Stewart v. Cate

Summarized by:

  • Court: 9th Circuit Court of Appeals Archives
  • Area(s) of Law: Habeas Corpus
  • Date Filed: 11-01-2013
  • Case #: 10-55985
  • Judge(s)/Court Below: District Judge Zipps for the Court; Circuit Judge Ikuta; Dissent by Circuit Judge Berzon
  • Full Text Opinion

A timely filing under 28 USC § 2244 is generally 30-60 days, and under Schlup v. Delo a defendant must show that no reasonable juror would have found him guilty in light of new evidence.

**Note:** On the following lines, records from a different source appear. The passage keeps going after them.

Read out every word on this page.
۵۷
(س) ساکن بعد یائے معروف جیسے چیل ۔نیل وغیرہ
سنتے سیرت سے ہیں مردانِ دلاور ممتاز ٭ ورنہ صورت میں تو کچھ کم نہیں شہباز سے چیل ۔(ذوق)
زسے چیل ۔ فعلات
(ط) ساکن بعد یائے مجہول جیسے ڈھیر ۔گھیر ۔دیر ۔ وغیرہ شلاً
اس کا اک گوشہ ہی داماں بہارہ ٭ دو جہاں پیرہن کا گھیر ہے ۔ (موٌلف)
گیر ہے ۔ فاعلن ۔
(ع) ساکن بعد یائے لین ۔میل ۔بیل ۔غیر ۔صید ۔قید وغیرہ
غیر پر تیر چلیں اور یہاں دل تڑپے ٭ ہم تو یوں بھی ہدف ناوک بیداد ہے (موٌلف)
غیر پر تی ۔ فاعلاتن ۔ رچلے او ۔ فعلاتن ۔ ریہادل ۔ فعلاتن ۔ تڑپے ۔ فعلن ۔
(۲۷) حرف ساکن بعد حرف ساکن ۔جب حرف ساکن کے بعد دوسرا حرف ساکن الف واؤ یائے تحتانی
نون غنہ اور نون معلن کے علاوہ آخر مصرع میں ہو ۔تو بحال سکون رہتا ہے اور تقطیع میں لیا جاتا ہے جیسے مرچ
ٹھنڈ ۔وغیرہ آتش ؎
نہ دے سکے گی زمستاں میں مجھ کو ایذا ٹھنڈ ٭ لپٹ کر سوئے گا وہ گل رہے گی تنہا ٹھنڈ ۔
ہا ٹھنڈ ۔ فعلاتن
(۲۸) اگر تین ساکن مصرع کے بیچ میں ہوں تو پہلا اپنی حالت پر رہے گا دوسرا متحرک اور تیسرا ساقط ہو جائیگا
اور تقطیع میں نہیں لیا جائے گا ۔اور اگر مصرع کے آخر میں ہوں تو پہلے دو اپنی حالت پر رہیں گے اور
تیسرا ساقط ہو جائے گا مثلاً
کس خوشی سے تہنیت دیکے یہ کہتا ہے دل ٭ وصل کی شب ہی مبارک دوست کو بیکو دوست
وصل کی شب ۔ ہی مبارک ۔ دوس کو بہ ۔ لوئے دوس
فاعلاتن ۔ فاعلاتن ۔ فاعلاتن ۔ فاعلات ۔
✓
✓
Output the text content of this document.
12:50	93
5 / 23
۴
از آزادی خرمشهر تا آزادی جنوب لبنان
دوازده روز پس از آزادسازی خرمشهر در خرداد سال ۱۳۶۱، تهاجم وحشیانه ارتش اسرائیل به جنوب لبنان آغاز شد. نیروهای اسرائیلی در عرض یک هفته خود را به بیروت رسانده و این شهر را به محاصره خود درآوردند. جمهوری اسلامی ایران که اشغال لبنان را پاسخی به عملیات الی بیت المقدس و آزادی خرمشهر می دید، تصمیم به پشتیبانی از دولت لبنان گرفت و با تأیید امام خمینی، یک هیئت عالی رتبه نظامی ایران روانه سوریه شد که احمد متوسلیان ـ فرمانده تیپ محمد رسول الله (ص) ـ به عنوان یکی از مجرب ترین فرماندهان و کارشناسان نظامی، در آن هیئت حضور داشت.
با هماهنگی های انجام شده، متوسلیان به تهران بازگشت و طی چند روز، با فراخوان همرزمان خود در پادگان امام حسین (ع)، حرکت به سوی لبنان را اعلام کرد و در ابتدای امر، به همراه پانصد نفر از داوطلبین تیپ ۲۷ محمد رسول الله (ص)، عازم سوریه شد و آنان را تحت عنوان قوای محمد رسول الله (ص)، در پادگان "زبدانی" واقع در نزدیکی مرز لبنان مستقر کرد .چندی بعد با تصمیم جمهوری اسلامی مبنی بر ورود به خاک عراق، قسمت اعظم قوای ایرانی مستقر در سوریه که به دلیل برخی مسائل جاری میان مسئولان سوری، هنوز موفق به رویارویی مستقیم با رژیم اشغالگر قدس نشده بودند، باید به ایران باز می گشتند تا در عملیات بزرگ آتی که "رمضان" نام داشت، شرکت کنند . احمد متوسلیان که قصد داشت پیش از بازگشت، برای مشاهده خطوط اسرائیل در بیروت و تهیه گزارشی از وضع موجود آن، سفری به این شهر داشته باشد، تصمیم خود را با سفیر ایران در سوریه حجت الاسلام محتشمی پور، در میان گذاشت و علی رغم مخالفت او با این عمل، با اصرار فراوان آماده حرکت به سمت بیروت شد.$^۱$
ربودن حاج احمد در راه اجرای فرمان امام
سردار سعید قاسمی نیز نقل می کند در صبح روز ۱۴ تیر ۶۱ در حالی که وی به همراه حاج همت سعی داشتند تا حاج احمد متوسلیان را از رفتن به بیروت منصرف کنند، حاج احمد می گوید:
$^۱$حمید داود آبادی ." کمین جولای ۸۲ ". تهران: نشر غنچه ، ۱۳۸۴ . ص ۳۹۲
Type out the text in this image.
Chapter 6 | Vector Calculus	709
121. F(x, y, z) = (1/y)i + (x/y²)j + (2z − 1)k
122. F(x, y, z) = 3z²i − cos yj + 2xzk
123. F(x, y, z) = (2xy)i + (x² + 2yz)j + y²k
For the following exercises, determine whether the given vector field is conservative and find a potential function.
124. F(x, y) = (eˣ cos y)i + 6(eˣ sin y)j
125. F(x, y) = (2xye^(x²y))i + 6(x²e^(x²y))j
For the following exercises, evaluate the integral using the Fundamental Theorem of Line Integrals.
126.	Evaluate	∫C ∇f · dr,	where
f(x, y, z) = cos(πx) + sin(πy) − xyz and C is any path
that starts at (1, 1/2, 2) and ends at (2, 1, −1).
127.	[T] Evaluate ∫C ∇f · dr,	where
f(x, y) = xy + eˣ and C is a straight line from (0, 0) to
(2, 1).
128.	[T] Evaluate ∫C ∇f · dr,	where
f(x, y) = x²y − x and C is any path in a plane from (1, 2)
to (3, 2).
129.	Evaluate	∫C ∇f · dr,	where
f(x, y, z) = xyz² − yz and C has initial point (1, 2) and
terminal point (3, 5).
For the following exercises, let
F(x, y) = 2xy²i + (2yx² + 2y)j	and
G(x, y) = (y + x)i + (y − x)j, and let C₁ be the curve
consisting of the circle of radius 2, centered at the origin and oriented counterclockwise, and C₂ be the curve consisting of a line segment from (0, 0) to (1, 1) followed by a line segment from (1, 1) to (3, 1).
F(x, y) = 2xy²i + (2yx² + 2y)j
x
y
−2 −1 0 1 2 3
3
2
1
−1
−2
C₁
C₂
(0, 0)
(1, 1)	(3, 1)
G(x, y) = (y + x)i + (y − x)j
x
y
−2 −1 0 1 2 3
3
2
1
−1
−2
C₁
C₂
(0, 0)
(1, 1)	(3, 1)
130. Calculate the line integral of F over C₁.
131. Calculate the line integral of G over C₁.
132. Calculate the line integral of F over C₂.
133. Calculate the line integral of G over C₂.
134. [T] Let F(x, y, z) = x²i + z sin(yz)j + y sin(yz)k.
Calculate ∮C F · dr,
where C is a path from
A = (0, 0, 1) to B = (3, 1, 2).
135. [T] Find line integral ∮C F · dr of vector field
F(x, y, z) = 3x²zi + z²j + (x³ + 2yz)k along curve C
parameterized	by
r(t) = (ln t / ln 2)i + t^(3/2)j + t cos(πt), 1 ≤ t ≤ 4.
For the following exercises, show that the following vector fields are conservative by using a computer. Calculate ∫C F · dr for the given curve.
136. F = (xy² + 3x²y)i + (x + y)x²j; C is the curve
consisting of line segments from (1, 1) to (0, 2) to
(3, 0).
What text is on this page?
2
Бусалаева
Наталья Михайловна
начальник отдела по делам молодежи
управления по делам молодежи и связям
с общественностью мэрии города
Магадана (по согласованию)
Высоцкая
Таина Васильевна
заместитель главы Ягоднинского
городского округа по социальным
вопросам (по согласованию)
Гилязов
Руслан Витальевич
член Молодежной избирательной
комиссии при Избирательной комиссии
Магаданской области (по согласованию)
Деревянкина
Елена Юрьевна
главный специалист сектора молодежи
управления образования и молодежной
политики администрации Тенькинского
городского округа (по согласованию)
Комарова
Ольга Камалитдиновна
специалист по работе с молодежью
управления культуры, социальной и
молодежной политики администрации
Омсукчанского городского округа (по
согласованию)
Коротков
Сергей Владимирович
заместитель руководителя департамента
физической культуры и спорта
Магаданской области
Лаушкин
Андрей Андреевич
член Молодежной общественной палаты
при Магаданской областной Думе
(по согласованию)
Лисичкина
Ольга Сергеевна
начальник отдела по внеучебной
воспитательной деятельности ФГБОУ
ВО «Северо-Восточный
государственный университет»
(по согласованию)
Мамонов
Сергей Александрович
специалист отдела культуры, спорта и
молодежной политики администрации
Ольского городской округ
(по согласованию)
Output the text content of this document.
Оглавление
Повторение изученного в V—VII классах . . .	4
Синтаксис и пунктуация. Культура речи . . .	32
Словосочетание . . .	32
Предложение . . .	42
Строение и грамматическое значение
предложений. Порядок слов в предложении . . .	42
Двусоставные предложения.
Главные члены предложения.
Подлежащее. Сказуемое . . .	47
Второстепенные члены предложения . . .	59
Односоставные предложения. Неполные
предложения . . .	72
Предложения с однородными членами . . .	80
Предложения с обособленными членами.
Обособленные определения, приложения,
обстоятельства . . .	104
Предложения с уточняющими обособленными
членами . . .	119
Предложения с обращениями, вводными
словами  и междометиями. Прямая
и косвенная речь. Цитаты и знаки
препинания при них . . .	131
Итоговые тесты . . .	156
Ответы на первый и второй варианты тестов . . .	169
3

DeArcey Jamal Stewart appealed from the district court’s denial of his 28 USC § 2254 habeas petition. Stewart was convicted for attempted murder and is currently serving two life sentences plus seven years in a state prison. Stewart first filed a post-conviction relief in state court, and then filed a Writ of Habeas Corpus in district court for the Southern District of California which denied the petition for untimeliness. On appeal, Stewart advanced four arguments on which the district court erred in: (1) concluding he was not entitled to statutory tolling under §2244(d); (2) concluding he had not established an actual innocence claim; (3) failing to hold an evidentiary hearing; and (4) concluding he failed to allege a federal claim. The Ninth Circuit held, first that Stewart was not entitled to statutory tolling which allows for a 30-60 day delay between the denial of the State Court of Appeal Petition and the filing of the State Supreme Court Petition because Stewart had a 100 day delay between the filings and failed to show good cause. Next, the panel held that Stewart failed to show actual innocence under the Schlup v. Delo standard which requires the defendant to show that, “in light of new evidence, no juror, acting reasonably, would have voted to find him guilty beyond a reasonable doubt.” Additionally, the panel found no error in the district court’s denial of an evidentiary hearing because even if the new evidence was credible and the prior evidence was discredited, there was still not cause for the court to “lose confidence in the outcome of the trial.” Finally, because the petition was time-barred the panel did not reach a conclusion as to whether Stewart failed to state a federal claim. AFFIRMED.